Вот так стояла она в нерешительности и вдруг видит: по улице едут сани, в которые запряжена сивая лошадь, да и не лошадь, а просто-напросто кляча, в санях же сидит длинный человек с жёлтым-прежёлтым лицом. И кляча, и её хозяин выглядели так диковинно, что Анна-Барбара, хоть и грустно, и страшно ей было, едва удержалась от смеха. Во-первых, сани были не сани, а поставленные на полозья ясли, из которых кормят скотину, а во-вторых, длинный желтолицый человек, сидящий в них, был такой тощий, что Анне-Барбаре показалось, будто она слышит, как на ухабах гремят его кости. Лицо у него было до того худющее и щёки до того впалые — одна кожа. Казалось, холодный зимний ветер продувает их насквозь.
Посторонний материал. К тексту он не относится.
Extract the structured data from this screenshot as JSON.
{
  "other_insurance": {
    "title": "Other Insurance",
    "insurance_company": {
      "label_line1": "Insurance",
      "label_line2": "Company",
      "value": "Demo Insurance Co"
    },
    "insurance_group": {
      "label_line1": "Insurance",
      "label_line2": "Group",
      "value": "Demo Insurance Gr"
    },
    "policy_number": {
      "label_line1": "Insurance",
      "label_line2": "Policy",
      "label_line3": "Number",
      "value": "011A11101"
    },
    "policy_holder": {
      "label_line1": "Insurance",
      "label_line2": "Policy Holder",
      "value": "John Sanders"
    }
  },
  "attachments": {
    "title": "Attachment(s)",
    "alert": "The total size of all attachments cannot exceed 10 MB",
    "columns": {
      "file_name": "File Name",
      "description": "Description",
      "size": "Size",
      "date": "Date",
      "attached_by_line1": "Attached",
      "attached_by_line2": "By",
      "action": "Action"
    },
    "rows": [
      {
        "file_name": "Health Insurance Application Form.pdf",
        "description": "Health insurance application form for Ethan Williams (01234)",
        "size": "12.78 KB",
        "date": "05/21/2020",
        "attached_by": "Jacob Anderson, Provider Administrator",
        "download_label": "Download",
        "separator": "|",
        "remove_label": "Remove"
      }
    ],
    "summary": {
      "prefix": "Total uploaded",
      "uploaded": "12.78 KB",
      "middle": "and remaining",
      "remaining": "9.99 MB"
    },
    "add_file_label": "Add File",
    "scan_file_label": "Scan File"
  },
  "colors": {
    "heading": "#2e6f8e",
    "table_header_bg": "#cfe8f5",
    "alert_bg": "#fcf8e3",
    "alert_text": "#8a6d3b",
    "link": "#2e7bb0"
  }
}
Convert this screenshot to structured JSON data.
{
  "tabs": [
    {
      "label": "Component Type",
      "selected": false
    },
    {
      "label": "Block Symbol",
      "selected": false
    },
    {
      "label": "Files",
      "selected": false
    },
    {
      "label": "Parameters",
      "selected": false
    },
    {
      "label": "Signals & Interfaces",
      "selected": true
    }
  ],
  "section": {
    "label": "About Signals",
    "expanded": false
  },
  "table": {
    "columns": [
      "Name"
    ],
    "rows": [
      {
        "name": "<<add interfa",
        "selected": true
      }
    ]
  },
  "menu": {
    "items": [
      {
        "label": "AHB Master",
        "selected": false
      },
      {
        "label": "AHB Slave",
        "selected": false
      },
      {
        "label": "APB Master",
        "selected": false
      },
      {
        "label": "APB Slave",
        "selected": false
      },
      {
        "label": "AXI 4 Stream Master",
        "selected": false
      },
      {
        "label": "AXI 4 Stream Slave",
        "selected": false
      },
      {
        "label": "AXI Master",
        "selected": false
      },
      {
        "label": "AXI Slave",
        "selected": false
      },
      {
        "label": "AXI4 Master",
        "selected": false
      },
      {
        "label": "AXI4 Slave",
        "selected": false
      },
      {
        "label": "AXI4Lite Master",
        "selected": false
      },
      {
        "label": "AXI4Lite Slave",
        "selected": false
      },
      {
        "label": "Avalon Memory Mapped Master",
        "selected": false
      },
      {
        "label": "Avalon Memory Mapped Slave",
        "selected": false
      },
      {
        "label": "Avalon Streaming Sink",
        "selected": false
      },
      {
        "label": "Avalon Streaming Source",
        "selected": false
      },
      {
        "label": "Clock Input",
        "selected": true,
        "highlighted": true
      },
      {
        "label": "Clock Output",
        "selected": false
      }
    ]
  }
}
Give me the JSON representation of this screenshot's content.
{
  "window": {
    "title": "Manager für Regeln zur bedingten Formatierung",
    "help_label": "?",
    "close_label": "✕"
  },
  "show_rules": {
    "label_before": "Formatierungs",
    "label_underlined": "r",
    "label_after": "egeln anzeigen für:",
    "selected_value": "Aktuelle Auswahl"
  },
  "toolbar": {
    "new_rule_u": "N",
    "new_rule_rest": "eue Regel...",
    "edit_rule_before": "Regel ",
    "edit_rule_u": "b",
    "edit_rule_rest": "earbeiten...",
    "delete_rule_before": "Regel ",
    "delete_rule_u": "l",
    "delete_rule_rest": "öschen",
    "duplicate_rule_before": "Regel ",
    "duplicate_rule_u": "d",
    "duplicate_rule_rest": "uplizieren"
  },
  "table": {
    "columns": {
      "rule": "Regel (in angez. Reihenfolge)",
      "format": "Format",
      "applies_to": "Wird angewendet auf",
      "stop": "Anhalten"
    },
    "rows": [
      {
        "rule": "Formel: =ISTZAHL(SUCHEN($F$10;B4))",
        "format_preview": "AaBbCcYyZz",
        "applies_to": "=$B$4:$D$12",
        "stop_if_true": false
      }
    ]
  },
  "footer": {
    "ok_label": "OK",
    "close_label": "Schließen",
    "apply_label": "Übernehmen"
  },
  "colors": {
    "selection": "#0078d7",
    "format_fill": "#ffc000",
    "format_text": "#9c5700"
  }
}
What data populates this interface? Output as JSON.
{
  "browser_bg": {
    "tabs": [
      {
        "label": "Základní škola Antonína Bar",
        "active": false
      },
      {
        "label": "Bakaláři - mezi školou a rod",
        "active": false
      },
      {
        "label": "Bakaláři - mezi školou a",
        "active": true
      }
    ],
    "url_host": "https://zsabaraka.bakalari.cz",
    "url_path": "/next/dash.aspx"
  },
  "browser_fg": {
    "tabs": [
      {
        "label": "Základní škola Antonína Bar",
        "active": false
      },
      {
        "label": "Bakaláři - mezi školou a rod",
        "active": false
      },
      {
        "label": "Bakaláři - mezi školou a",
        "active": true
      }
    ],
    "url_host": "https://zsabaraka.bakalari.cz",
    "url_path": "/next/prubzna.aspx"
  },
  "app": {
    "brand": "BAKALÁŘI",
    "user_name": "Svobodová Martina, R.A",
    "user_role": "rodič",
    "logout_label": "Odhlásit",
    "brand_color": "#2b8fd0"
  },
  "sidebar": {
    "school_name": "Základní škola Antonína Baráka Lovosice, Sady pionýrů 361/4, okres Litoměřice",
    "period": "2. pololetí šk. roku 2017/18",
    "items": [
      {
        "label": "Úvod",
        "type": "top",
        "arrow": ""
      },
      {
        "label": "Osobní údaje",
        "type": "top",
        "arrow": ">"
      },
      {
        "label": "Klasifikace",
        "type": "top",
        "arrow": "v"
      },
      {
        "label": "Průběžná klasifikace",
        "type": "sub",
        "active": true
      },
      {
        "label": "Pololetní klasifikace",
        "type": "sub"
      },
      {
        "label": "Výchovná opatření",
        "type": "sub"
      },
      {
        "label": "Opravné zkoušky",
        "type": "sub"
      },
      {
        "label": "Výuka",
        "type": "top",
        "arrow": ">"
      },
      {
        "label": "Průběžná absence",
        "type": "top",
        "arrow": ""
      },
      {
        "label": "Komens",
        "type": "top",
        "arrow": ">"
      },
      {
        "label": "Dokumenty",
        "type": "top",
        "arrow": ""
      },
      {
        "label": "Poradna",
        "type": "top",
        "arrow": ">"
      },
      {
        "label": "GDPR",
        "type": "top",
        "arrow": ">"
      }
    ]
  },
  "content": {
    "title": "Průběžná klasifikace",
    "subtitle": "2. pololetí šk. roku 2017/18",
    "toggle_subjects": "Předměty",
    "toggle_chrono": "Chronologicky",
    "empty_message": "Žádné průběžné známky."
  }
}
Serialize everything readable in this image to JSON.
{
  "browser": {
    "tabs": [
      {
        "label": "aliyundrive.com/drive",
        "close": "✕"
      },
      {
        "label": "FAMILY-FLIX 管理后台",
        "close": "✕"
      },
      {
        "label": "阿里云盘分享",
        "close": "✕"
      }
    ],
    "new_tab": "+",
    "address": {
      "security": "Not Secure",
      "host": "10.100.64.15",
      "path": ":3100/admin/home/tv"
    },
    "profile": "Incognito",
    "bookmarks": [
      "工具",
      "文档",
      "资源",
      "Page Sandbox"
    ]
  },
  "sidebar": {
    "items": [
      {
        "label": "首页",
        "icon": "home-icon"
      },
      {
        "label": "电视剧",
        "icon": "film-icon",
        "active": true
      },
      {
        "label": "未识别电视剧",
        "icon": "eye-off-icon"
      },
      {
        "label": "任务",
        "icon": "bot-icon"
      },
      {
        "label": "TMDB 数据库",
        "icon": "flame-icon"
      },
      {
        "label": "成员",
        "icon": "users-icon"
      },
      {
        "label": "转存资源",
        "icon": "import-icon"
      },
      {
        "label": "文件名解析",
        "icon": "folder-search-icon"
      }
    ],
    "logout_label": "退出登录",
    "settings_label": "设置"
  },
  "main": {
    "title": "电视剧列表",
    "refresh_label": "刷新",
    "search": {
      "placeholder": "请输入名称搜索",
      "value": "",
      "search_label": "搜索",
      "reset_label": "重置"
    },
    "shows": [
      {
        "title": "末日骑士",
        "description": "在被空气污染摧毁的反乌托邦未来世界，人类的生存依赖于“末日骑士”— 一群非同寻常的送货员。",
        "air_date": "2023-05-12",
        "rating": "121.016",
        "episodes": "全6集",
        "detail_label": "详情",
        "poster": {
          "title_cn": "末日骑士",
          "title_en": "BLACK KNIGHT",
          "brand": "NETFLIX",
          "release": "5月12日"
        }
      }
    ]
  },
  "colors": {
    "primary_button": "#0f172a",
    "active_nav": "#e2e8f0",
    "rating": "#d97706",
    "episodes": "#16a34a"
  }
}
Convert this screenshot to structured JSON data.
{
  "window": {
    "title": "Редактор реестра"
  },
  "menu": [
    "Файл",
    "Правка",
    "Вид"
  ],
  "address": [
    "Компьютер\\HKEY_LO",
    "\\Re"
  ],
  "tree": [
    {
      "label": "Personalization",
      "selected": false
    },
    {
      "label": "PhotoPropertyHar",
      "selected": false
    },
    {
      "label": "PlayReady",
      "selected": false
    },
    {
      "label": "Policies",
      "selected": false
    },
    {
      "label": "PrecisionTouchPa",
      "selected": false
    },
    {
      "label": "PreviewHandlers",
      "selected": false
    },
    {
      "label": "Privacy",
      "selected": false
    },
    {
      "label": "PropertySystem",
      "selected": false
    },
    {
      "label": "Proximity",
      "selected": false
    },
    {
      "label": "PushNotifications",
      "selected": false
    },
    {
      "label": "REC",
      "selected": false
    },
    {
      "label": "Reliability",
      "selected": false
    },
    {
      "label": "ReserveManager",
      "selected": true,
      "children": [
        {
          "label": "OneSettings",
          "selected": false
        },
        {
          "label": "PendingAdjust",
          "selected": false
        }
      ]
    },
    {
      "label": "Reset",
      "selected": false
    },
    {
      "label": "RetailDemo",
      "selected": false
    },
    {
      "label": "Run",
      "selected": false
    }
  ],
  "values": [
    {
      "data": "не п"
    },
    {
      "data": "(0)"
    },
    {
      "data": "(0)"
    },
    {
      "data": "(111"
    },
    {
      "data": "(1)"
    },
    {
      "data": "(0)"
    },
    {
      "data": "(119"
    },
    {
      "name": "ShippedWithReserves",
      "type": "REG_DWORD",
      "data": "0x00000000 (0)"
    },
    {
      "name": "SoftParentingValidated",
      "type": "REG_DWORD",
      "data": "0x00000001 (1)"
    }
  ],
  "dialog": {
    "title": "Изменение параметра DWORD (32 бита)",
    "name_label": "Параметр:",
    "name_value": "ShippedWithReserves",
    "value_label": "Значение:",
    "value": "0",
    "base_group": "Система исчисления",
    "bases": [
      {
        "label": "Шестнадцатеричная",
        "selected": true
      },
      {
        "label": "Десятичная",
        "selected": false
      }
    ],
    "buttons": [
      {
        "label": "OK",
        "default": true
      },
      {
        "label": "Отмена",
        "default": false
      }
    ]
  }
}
Но худоба этого человека не шла ни в какое сравнение с худобой его клячи. Выглядела она так, словно её никогда не кормили, плелась еле-еле, на каждом шагу шаталась и чуть не падала. От слабости она уже не держала голову и всё время тыкалась мордой в снег.

У кладбищенских ворот кляча остановилась, точно у неё уже больше не оставалось сил. Разумеется, сани тоже остановились. Лошадь жалобно скосила на Анну-Барбару глаза, да так, что видны были одни белки. Тощий возница тоже скосил глаза на девочку, только белки у него оказались не белыми, а жёлтыми.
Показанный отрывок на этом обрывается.